Junckers Weißbuch zur EU Fünf Szenarien für Europas Zukunft
Kommissionschef Juncker hat das lang erwartete "Weißbuch" zur Zukunft der EU vorgestellt. Die fünf Szenarien darin reichen von einer losen Handelsunion bis zu einer fast allmächtigen Zentrale in Brüssel. Wie aussichtsreich sind die Szenarien?
Zwei Zukunftsszenarien aus dem Weißbuch zur Zukunft der EU scheiden für den Kommissionspräsidenten aus: Eine Europäische Union, die einfach so weitermacht wie bisher, ist für Jean-Claude Juncker nicht vorstellbar ("Scenario 1: Carrying on"). Ebenso wenig eine EU, die sich selber politisch kastriert und nur noch eine europäische Freihandelszone nach innen sein möchte beziehungsweise eine Zollunion nach außen ("Scenario 2: Nothing but the single market"). Aufgeschrieben hat er sie trotzdem - denn auch das müsse besprochen werden.
Mehrere Geschwindigkeiten
Für realistisch hält der Chef der EU-Kommission hingegen Modell Nummer drei: ein Europa, in der eine Avantgarde das Schritttempo vorgibt ("Scenario 3: Those who want to do more"). Eine Koalition der Willigen, die zum Beispiel bereit wären Migranten aus Italien und Griechenland aufzunehmen. "Europäische Erfolge waren fast immer das Werk vorauseilender Pioniere - siehe das Schengen-Abkommen, siehe der Euro." Mit gutem Beispiel vorangehen und dadurch überzeugen, statt andere wie bisher durch EU-Mehrheitsbeschlüsse zu etwas zu zwingen, das sie nicht wollen.
Die Koalition der Willigen, dieses Merkel-Modell der zukünftigen EU, wäre aus Sicht von Juncker ein gangbarer Weg. Es wäre aber nicht unproblematisch, betont der Kommissionspräsident vor dem EU-Parlament in Brüssel. Zwar zielt das Avantgarde-Modell nicht darauf, andere EU-Staaten auszuschließen. Es räumt ihnen lediglich keine Veto-Macht mehr ein.

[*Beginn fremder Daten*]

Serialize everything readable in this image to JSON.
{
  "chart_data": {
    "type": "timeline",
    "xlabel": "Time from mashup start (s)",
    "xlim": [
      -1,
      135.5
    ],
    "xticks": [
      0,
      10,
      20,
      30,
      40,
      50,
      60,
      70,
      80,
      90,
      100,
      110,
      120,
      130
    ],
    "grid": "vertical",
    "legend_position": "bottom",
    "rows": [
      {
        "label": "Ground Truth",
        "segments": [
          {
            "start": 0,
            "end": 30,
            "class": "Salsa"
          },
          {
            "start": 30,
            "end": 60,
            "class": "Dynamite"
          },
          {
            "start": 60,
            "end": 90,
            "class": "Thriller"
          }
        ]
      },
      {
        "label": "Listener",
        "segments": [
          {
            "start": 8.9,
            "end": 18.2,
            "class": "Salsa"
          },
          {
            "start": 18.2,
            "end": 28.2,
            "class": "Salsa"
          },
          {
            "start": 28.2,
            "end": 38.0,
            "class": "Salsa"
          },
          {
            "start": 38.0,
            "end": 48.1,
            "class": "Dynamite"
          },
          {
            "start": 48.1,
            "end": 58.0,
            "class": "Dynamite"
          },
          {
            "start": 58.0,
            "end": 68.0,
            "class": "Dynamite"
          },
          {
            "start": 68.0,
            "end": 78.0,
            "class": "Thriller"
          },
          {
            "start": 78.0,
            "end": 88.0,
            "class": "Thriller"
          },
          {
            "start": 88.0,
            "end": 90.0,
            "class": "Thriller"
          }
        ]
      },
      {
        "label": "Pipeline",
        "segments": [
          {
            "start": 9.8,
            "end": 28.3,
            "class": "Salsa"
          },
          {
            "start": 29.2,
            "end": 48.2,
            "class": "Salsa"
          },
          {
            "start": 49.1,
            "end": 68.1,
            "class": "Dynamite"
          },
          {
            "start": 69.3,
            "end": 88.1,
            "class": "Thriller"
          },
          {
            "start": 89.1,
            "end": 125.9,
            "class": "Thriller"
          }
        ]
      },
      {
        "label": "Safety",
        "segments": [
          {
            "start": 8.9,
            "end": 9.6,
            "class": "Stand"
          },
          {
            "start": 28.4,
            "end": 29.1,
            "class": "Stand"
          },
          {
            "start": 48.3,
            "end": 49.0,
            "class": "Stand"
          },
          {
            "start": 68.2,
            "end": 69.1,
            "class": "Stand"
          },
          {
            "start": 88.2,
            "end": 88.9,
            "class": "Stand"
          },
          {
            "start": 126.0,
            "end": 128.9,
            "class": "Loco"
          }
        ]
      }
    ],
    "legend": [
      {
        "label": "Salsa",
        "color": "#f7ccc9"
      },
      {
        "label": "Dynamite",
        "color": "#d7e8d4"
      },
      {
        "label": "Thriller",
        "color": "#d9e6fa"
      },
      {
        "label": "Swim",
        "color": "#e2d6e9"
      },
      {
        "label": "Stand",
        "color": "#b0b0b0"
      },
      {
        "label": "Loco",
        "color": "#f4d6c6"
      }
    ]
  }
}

So will Juncker EU-skeptische Länder wie zum Beispiel Ungarn oder Polen auf Dauer zum Mitwirken bewegen, zum Beispiel bei der Flüchtlingsverteilung, beim besseren Informationsaustausch der Geheimdienste oder bei einer besseren Koordination der Steuer-und Sozialpolitik. "Diese Form der Avantgarde zielt nicht auf Exklusion, sondern auf spätere Inklusion", so Juncker.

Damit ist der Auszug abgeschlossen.